By Amanda Durish Cook
FERC last week accepted MISO’s revised cost allocation proposal for the RTO’s relatively new category of smaller interregional transmission projects with PJM.
The new cost allocation affects targeted market efficiency projects (TMEPs) between MISO and PJM and became effective Nov. 28 (ER18-2514). MISO made the allocation revisions as part of a larger update to its cost allocation as the five-year Entergy transition period — which limits cost sharing of transmission projects in MISO South — expires at the end of this month.
The RTO’s share of TMEP costs is currently allocated to transmission pricing zones based on each zone’s share of the relative positive congestion contribution, measured by the TMEP candidate study. (See FERC OKs MISO TMEP Cost Recovery Schedule.)
MISO made three complex changes to its cost-sharing formula while still preserving the premise that TMEP costs flow to benefiting transmission pricing zones.
The RTO had been calculating TMEP benefits by using a calculation of the nodal congestion contribution for each load node. Now it will include generator nodes in determining congestion benefits, rather than considering only load nodes. The two nodes will be aggregated to calculate the net benefits of the upgrade to each transmission pricing zone.
MISO will also discontinue its practice of applying the formula to all five-minute dispatches in the real-time market. The formula will now apply only to hours in the day-ahead market in which a reciprocal coordinated flowgate will experience congestion.

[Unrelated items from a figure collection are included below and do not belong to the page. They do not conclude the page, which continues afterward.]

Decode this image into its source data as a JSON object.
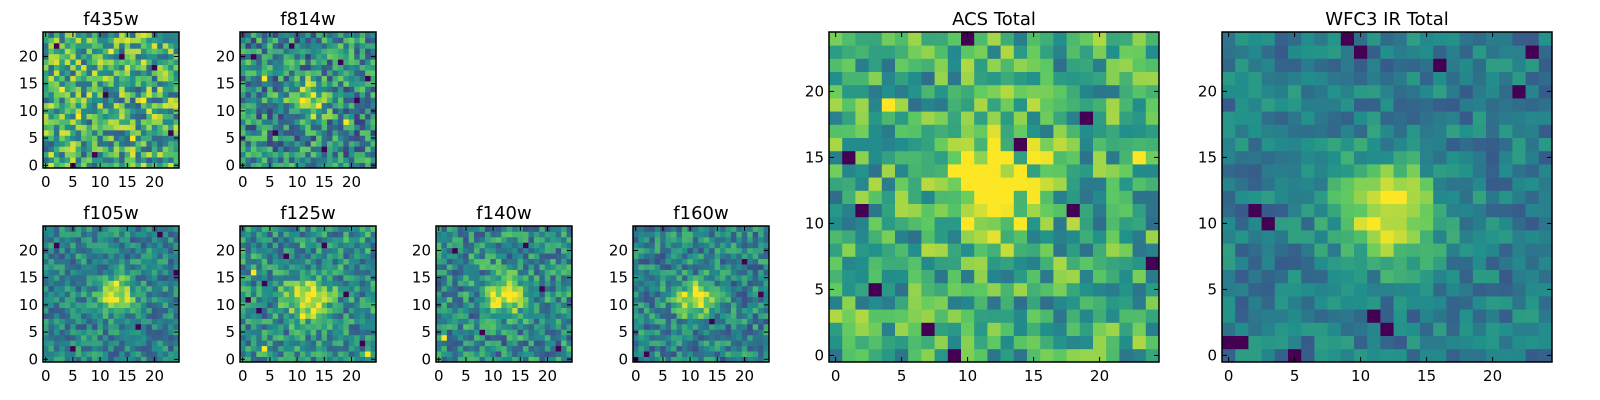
{
  "colormap": "viridis",
  "colormap_stops": [
    "#440154",
    "#3b528b",
    "#21918c",
    "#5ec962",
    "#fde725"
  ],
  "chart_data": [
    {
      "type": "heatmap",
      "title": "f435w",
      "shape": [
        25,
        25
      ],
      "xlim": [
        0,
        24
      ],
      "ylim": [
        0,
        24
      ],
      "xticks": [
        0,
        5,
        10,
        15,
        20
      ],
      "yticks": [
        0,
        5,
        10,
        15,
        20
      ],
      "source_center": null,
      "noise": 0.34,
      "dark_pixels": [
        [
          2,
          22
        ],
        [
          14,
          20
        ],
        [
          20,
          18
        ],
        [
          11,
          13
        ],
        [
          9,
          2
        ],
        [
          5,
          0
        ],
        [
          23,
          6
        ]
      ],
      "bright_pixels": [
        [
          3,
          14
        ],
        [
          6,
          9
        ],
        [
          16,
          5
        ],
        [
          12,
          21
        ],
        [
          18,
          12
        ]
      ],
      "base": 0.62
    },
    {
      "type": "heatmap",
      "title": "f814w",
      "shape": [
        25,
        25
      ],
      "xlim": [
        0,
        24
      ],
      "ylim": [
        0,
        24
      ],
      "xticks": [
        0,
        5,
        10,
        15,
        20
      ],
      "yticks": [
        0,
        5,
        10,
        15,
        20
      ],
      "source_center": [
        12,
        12
      ],
      "source_sigma": 2.4,
      "source_amp": 0.45,
      "noise": 0.3,
      "dark_pixels": [
        [
          2,
          20
        ],
        [
          18,
          19
        ],
        [
          21,
          12
        ],
        [
          6,
          6
        ],
        [
          15,
          3
        ],
        [
          23,
          16
        ],
        [
          9,
          22
        ]
      ],
      "bright_pixels": [
        [
          4,
          16
        ],
        [
          19,
          8
        ]
      ],
      "base": 0.48
    },
    {
      "type": "heatmap",
      "title": "f105w",
      "shape": [
        25,
        25
      ],
      "xlim": [
        0,
        24
      ],
      "ylim": [
        0,
        24
      ],
      "xticks": [
        0,
        5,
        10,
        15,
        20
      ],
      "yticks": [
        0,
        5,
        10,
        15,
        20
      ],
      "source_center": [
        13,
        12
      ],
      "source_sigma": 2.2,
      "source_amp": 0.55,
      "noise": 0.2,
      "dark_pixels": [
        [
          21,
          23
        ],
        [
          24,
          16
        ],
        [
          5,
          2
        ],
        [
          17,
          6
        ],
        [
          2,
          21
        ]
      ],
      "bright_pixels": [],
      "base": 0.45
    },
    {
      "type": "heatmap",
      "title": "f125w",
      "shape": [
        25,
        25
      ],
      "xlim": [
        0,
        24
      ],
      "ylim": [
        0,
        24
      ],
      "xticks": [
        0,
        5,
        10,
        15,
        20
      ],
      "yticks": [
        0,
        5,
        10,
        15,
        20
      ],
      "source_center": [
        12,
        11
      ],
      "source_sigma": 2.8,
      "source_amp": 0.45,
      "noise": 0.24,
      "dark_pixels": [
        [
          1,
          11
        ],
        [
          3,
          9
        ],
        [
          4,
          14
        ],
        [
          8,
          19
        ],
        [
          15,
          21
        ],
        [
          19,
          12
        ],
        [
          22,
          3
        ]
      ],
      "bright_pixels": [
        [
          2,
          16
        ],
        [
          4,
          2
        ],
        [
          23,
          1
        ],
        [
          11,
          8
        ]
      ],
      "base": 0.5
    },
    {
      "type": "heatmap",
      "title": "f140w",
      "shape": [
        25,
        25
      ],
      "xlim": [
        0,
        24
      ],
      "ylim": [
        0,
        24
      ],
      "xticks": [
        0,
        5,
        10,
        15,
        20
      ],
      "yticks": [
        0,
        5,
        10,
        15,
        20
      ],
      "source_center": [
        12,
        12
      ],
      "source_sigma": 2.6,
      "source_amp": 0.5,
      "noise": 0.25,
      "dark_pixels": [
        [
          3,
          20
        ],
        [
          16,
          21
        ],
        [
          22,
          2
        ],
        [
          8,
          5
        ],
        [
          19,
          13
        ]
      ],
      "bright_pixels": [
        [
          1,
          4
        ],
        [
          10,
          10
        ],
        [
          14,
          12
        ]
      ],
      "base": 0.48
    },
    {
      "type": "heatmap",
      "title": "f160w",
      "shape": [
        25,
        25
      ],
      "xlim": [
        0,
        24
      ],
      "ylim": [
        0,
        24
      ],
      "xticks": [
        0,
        5,
        10,
        15,
        20
      ],
      "yticks": [
        0,
        5,
        10,
        15,
        20
      ],
      "source_center": [
        11,
        11
      ],
      "source_sigma": 2.3,
      "source_amp": 0.55,
      "noise": 0.22,
      "dark_pixels": [
        [
          0,
          0
        ],
        [
          2,
          1
        ],
        [
          14,
          7
        ],
        [
          20,
          18
        ],
        [
          23,
          12
        ]
      ],
      "bright_pixels": [],
      "base": 0.45
    },
    {
      "type": "heatmap",
      "title": "ACS Total",
      "shape": [
        25,
        25
      ],
      "xlim": [
        0,
        24
      ],
      "ylim": [
        0,
        24
      ],
      "xticks": [
        0,
        5,
        10,
        15,
        20
      ],
      "yticks": [
        0,
        5,
        10,
        15,
        20
      ],
      "source_center": [
        12,
        13
      ],
      "source_sigma": 2.8,
      "source_amp": 0.35,
      "noise": 0.26,
      "dark_pixels": [
        [
          10,
          24
        ],
        [
          14,
          16
        ],
        [
          19,
          18
        ],
        [
          18,
          11
        ],
        [
          24,
          7
        ],
        [
          1,
          15
        ],
        [
          2,
          11
        ],
        [
          9,
          0
        ],
        [
          7,
          2
        ],
        [
          3,
          5
        ]
      ],
      "bright_pixels": [
        [
          4,
          19
        ],
        [
          11,
          12
        ],
        [
          23,
          15
        ]
      ],
      "base": 0.62
    },
    {
      "type": "heatmap",
      "title": "WFC3 IR Total",
      "shape": [
        25,
        25
      ],
      "xlim": [
        0,
        24
      ],
      "ylim": [
        0,
        24
      ],
      "xticks": [
        0,
        5,
        10,
        15,
        20
      ],
      "yticks": [
        0,
        5,
        10,
        15,
        20
      ],
      "source_center": [
        12,
        11
      ],
      "source_sigma": 2.7,
      "source_amp": 0.6,
      "noise": 0.14,
      "dark_pixels": [
        [
          9,
          24
        ],
        [
          10,
          23
        ],
        [
          16,
          22
        ],
        [
          23,
          23
        ],
        [
          22,
          20
        ],
        [
          3,
          10
        ],
        [
          2,
          11
        ],
        [
          12,
          2
        ],
        [
          11,
          3
        ],
        [
          0,
          1
        ],
        [
          1,
          1
        ],
        [
          5,
          0
        ]
      ],
      "bright_pixels": [],
      "base": 0.42
    }
  ]
}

FERC said MISO’s proposal will simplify the TMEP cost allocation process.
“We find that the proposed revisions will better define the beneficiaries of avoided congestion as well as allocate the costs of TMEP upgrades more accurately, while removing undue complexities from the calculation of benefits,” FERC said.
The calculation will not account for the contract path on SPP’s transmission that connects MISO Midwest with South. Regulators in South had called for a stakeholder process to determine the impacts of the contract path on cost allocation.

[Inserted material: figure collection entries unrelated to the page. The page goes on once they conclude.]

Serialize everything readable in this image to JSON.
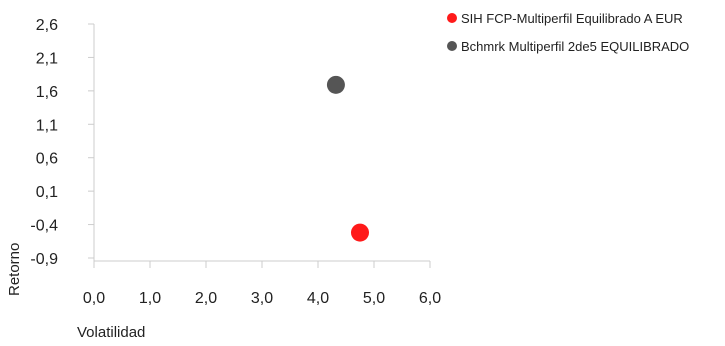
{
  "chart_data": {
    "type": "scatter",
    "title": "",
    "xlabel": "Volatilidad",
    "ylabel": "Retorno",
    "xlim": [
      0,
      6
    ],
    "ylim": [
      -0.9,
      2.6
    ],
    "x_ticks": [
      "0,0",
      "1,0",
      "2,0",
      "3,0",
      "4,0",
      "5,0",
      "6,0"
    ],
    "y_ticks": [
      "2,6",
      "2,1",
      "1,6",
      "1,1",
      "0,6",
      "0,1",
      "-0,4",
      "-0,9"
    ],
    "grid": false,
    "legend": "top-right",
    "series": [
      {
        "name": "SIH FCP-Multiperfil Equilibrado A EUR",
        "color": "#ff1a1a",
        "x": 4.75,
        "y": -0.52
      },
      {
        "name": "Bchmrk Multiperfil 2de5 EQUILIBRADO",
        "color": "#555555",
        "x": 4.32,
        "y": 1.69
      }
    ]
  }
}
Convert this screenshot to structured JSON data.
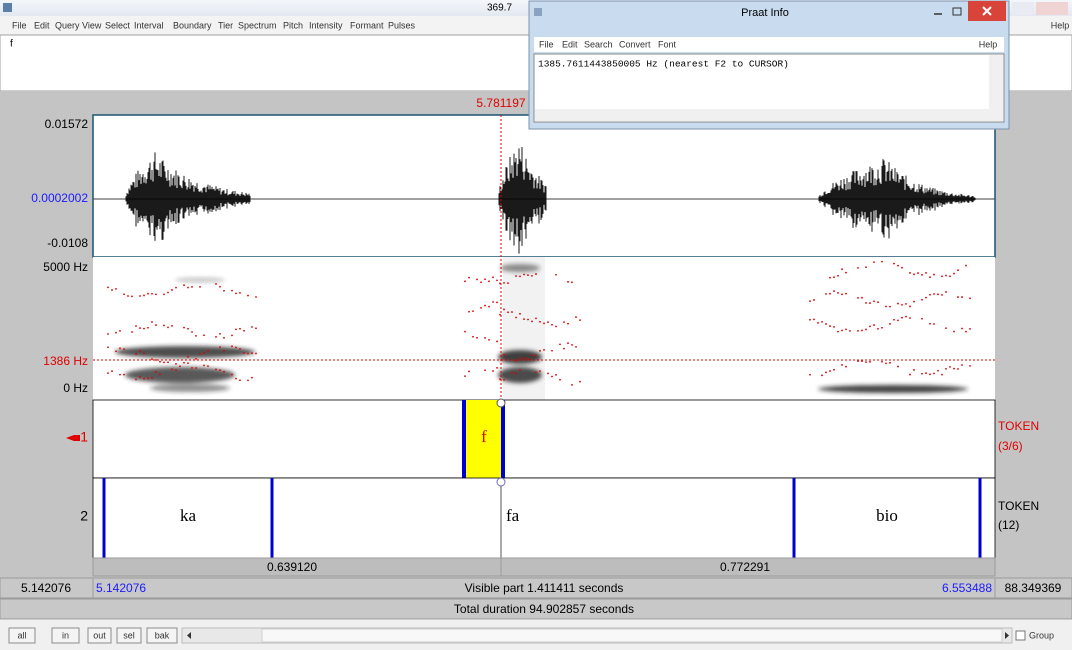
{
  "window": {
    "title": "369.7",
    "menu": [
      "File",
      "Edit",
      "Query",
      "View",
      "Select",
      "Interval",
      "Boundary",
      "Tier",
      "Spectrum",
      "Pitch",
      "Intensity",
      "Formant",
      "Pulses"
    ],
    "help": "Help",
    "text_field": "f"
  },
  "cursor_time": "5.781197",
  "waveform": {
    "max": "0.01572",
    "cursor_value": "0.0002002",
    "min": "-0.0108"
  },
  "spectrogram": {
    "top": "5000 Hz",
    "cursor": "1386 Hz",
    "bottom": "0 Hz"
  },
  "tiers": [
    {
      "label": "1",
      "name": "TOKEN",
      "count": "(3/6)",
      "intervals": [
        "f"
      ]
    },
    {
      "label": "2",
      "name": "TOKEN",
      "count": "(12)",
      "intervals": [
        "ka",
        "fa",
        "bio"
      ]
    }
  ],
  "durations": [
    "0.639120",
    "0.772291"
  ],
  "time_bar": {
    "window_start": "5.142076",
    "visible_start": "5.142076",
    "visible_part": "Visible part 1.411411 seconds",
    "visible_end": "6.553488",
    "remaining": "88.349369"
  },
  "total_duration": "Total duration 94.902857 seconds",
  "buttons": [
    "all",
    "in",
    "out",
    "sel",
    "bak"
  ],
  "group": "Group",
  "info_window": {
    "title": "Praat Info",
    "menu": [
      "File",
      "Edit",
      "Search",
      "Convert",
      "Font"
    ],
    "help": "Help",
    "text": "1385.7611443850005 Hz (nearest F2 to CURSOR)"
  }
}
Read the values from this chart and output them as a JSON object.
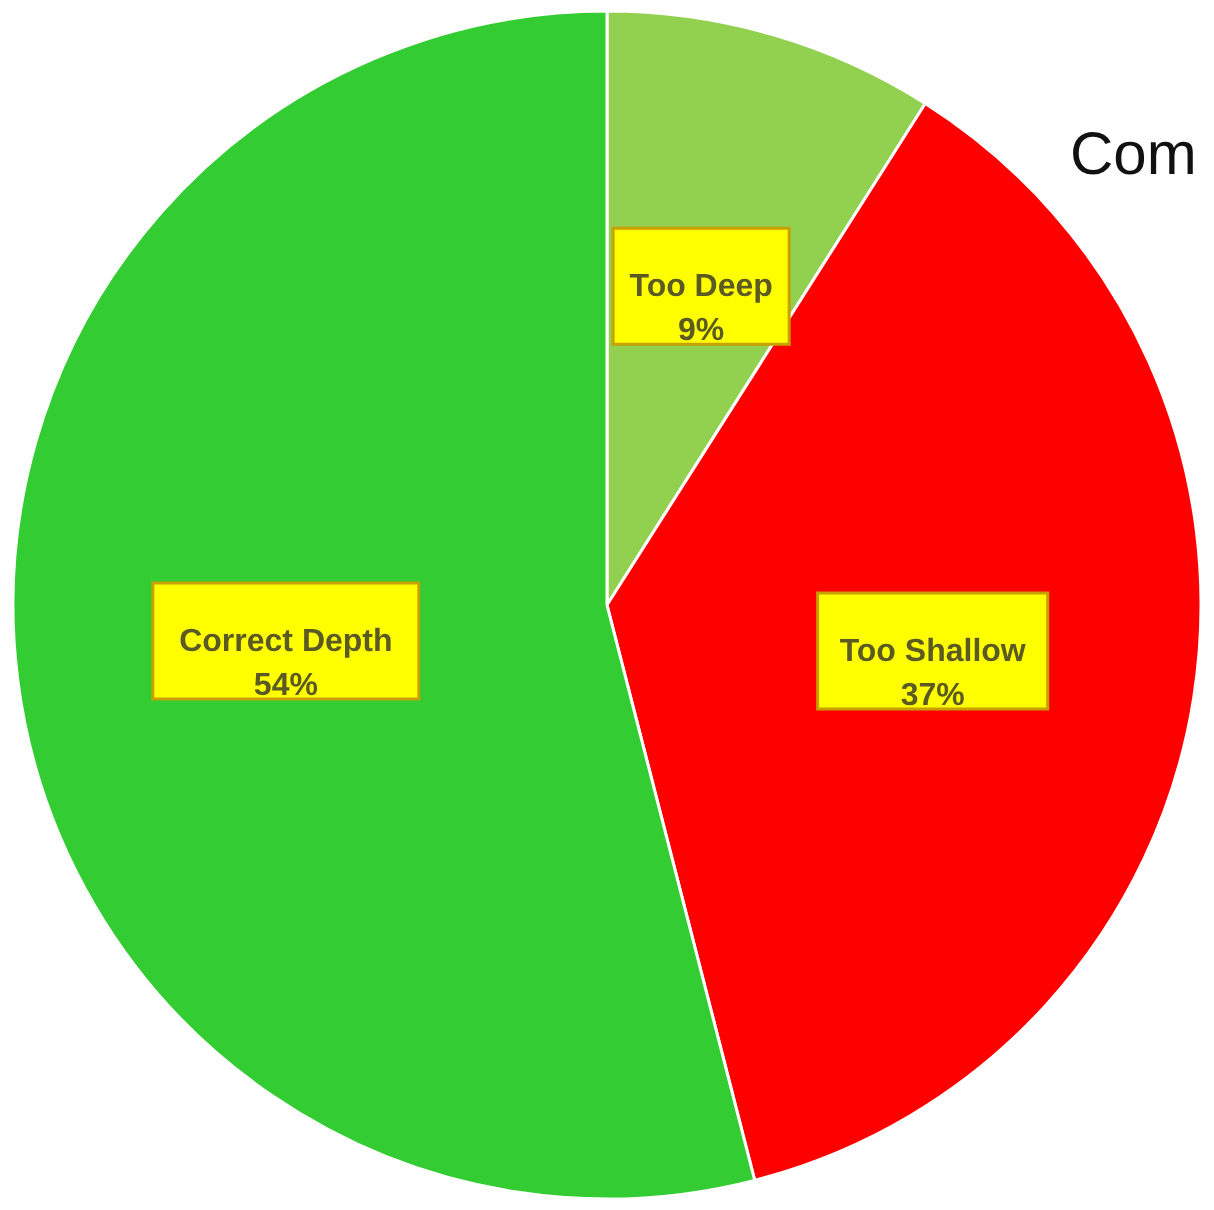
{
  "chart_data": {
    "type": "pie",
    "title": "Com",
    "categories": [
      "Too Deep",
      "Too Shallow",
      "Correct Depth"
    ],
    "values": [
      9,
      37,
      54
    ],
    "colors": [
      "#92d050",
      "#ff0000",
      "#33cc33"
    ],
    "value_labels": [
      "9%",
      "37%",
      "54%"
    ]
  }
}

But MISO said an analysis showed accounting for the contract path “indicated minimal change to the cost allocation.”
MISO and PJM have so far recommended seven TMEPs, five that received approval in 2017 and two up for approval this month from the RTOs’ respective boards of directors. The combined projects will cost under $25 million and are expected to reap about $132 million in benefits. (See MISO, PJM Endorsing 2 TMEPs for Year-end Approval.)